Kepala Bidang Hubungan Pertanahan Kantor Wilayah Badan Pertanahan Nasional Jawa Timur, Sis Widodo. |
RADARMETROPOLIS: (Surabaya) - Kepala Kantor Wilayah Badan
Pertanahan Nasional Jawa Timur, Gusmin Tuarita, SH, MH, mengatakan banyak yang
salah persepsi terhadap pemahaman status Tanah Negara. Dalam status sebagai
tanah yang dikuasai langsung oleh negara, bukan berarti tanah tersebut adalah
milik negara ataupun dikuasai secara fisik oleh negara.
“Hak menguasai disini hanya memberi wewenang kepada negara
untuk melakukan pengaturan, diantaranya adalah mengatur hubungan-hubungan hukum
antara orang-orang dan perbuatan-perbuatan hukum yang terkait dengan tanah,”
kata Gusmin, Kamis (3/8/2017) di ruang kerjanya.

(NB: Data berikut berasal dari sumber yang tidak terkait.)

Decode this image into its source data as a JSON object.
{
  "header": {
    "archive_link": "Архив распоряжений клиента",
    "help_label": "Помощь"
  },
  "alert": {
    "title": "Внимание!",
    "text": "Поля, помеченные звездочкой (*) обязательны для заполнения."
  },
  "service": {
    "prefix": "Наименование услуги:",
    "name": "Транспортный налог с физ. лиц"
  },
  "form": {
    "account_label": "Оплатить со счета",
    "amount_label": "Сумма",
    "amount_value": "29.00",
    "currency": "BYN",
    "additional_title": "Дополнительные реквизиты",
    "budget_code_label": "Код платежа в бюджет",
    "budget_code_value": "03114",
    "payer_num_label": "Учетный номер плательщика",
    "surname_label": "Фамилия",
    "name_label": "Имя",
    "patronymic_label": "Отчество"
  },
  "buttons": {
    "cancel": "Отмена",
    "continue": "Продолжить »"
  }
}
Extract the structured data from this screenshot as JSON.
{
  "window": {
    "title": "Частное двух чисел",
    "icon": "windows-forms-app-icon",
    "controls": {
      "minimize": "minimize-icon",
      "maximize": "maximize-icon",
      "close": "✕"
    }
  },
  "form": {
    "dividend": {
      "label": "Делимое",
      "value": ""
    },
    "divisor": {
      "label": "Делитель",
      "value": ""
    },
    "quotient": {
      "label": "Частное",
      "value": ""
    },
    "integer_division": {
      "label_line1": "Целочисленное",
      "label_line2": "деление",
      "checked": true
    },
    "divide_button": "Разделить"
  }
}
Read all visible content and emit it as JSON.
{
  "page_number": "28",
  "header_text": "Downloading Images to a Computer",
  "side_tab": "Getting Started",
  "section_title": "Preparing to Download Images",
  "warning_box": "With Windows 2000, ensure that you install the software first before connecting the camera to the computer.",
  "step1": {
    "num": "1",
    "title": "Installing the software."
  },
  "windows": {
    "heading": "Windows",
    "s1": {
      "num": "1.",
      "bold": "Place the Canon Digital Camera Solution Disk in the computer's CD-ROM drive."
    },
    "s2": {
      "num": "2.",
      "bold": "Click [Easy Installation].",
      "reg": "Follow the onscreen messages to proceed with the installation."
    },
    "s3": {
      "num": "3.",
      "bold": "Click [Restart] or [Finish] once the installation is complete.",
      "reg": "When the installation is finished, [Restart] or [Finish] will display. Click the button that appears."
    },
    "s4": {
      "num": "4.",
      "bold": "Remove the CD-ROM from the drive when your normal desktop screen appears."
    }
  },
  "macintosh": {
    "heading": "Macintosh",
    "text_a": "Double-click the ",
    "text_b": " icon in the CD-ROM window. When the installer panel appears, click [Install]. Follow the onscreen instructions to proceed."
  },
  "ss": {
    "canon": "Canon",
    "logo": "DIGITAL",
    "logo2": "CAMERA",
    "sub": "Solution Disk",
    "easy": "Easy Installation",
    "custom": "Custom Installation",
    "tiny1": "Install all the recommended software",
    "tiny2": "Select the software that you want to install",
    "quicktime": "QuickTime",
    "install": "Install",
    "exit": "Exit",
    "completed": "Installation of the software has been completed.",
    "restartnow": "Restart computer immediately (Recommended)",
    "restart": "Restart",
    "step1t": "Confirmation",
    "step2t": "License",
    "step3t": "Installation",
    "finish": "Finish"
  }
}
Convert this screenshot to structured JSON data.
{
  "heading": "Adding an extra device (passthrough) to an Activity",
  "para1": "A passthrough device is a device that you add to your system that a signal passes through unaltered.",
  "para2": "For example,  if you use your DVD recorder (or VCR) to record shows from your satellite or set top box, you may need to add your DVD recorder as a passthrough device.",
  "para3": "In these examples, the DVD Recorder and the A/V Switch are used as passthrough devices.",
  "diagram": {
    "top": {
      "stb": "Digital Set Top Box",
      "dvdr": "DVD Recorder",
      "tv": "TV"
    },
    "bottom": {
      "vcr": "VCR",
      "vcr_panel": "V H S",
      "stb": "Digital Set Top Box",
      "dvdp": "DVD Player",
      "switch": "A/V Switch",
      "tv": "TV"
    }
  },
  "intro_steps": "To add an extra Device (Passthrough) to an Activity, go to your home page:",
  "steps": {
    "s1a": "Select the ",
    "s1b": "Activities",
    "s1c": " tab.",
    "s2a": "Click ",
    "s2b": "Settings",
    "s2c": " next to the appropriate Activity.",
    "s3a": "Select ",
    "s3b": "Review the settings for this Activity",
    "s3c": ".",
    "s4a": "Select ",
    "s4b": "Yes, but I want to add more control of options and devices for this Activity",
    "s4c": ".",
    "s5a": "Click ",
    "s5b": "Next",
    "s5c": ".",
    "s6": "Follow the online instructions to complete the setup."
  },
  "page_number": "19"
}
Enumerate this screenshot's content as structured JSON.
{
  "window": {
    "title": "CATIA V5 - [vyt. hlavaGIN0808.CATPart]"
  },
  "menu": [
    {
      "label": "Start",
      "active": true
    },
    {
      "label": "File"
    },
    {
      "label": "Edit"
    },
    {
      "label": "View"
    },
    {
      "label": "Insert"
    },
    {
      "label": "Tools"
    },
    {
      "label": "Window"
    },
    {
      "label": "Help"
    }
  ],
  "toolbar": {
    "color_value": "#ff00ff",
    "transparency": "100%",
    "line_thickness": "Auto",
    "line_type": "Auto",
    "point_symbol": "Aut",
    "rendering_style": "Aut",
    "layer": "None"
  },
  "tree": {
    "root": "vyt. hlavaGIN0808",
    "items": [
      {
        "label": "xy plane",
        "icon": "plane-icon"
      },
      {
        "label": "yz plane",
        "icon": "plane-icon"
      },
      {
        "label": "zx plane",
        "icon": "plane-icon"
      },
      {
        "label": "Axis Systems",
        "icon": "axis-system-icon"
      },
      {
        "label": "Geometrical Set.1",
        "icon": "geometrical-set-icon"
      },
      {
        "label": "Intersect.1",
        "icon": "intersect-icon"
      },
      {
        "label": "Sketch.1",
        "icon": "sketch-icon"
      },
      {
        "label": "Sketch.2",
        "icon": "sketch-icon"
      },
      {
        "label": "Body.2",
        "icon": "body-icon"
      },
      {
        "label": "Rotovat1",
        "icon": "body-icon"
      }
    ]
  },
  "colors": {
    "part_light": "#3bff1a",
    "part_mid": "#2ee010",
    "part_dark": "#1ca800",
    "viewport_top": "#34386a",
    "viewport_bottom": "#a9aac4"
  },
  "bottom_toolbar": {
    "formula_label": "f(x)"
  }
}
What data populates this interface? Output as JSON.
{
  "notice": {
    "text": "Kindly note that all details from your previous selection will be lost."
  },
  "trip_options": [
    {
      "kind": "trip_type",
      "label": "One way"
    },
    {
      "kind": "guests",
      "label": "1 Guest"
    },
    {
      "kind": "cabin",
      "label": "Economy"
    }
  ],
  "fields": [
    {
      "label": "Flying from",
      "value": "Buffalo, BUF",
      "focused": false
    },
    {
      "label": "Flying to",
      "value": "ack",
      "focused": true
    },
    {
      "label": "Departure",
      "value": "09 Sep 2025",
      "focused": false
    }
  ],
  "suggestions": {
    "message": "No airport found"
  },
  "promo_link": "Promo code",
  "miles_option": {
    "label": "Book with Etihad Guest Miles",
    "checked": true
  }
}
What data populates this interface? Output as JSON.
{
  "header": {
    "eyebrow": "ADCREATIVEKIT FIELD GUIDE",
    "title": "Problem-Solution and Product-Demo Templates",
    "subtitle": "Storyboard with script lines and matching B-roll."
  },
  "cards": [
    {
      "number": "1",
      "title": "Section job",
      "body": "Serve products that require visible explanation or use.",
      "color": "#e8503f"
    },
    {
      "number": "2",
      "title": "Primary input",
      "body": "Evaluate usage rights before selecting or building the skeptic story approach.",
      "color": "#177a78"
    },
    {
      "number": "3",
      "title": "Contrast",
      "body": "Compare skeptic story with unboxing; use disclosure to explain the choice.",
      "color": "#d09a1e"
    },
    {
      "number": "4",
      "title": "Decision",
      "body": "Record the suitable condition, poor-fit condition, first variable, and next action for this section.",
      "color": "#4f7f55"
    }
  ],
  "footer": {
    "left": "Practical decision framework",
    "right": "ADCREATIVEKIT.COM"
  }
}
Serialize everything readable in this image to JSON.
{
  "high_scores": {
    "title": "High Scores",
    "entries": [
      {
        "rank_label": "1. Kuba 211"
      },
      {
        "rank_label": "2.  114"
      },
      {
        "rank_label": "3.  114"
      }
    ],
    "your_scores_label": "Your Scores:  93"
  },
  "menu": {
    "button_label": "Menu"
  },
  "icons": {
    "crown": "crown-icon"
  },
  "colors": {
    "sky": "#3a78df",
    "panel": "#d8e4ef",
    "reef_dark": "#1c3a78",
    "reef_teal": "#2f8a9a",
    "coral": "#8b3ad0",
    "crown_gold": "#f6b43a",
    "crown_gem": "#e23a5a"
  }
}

Dengan demikian, lanjut Gusmin, kepemilikan atas tanah yang berubah
status menjadi tanah negara sebagai akibat adanya pelepasan hak adalah tetap
ada pada orang ataupun badan hukum yang sudah membayar atau membeli tanah
tersebut. Karena hak menguasai negara tersebut bukanlah wewenang negara untuk
memiliki atau menguasai secara nyata atau secara fisik tanah yang telah menjadi
hak orang.
Masih menurut Gusmin, kepemilikan seseorang (orang/ badan
hukum) atas tanah negara tersebut dibuktikan dengan akta. Dan salah
satu bentuk akta perolehan hak adalah surat perjanjian ruislag. Sebab, adanya
perbuatan hukum pemindahan hak melalui proses tukar-menukar dibuktikan
dalam surat perjanjian ruislag.
“Surat perjanjian ruislag adalah bukti kepemilikan tanah,”
tegas Gusmin.
Sementara itu Kepala Bidang Hubungan Hukum Pertanahan Kanwil
BPN Jatim, Sis Widodo, memberikan keterangan senada ketika dimintai penjelasan
tentang Tanah Negara. Menurutnya aparat penegak hukum sering salah persepsi
terhadap pemahaman Tanah Negara.
“Aparat penegak hukum sering salah persepsi terhadap tanah
negara. Tanah negara artinya bukan tanah yang dimiliki oleh negara. Tanah
Negara artinya adalah tanah yang dikuasai langsung oleh negara. Dengan hak
penguasaan ini maka negara sebatas mempunyai kekuasaan untuk mengatur hubungan-hubungan
hukum antara orang-orang dan perbuatan-perbuatan hukum yang berkaitan dengan
tanah,” kata Sis Widodo, Kepala Bidang Hubungan Hukum Pertanahan Kantor Wilayah
Badan Pertanahan Nasional Jawa Timur, di ruang kerjanya (3/8/2017).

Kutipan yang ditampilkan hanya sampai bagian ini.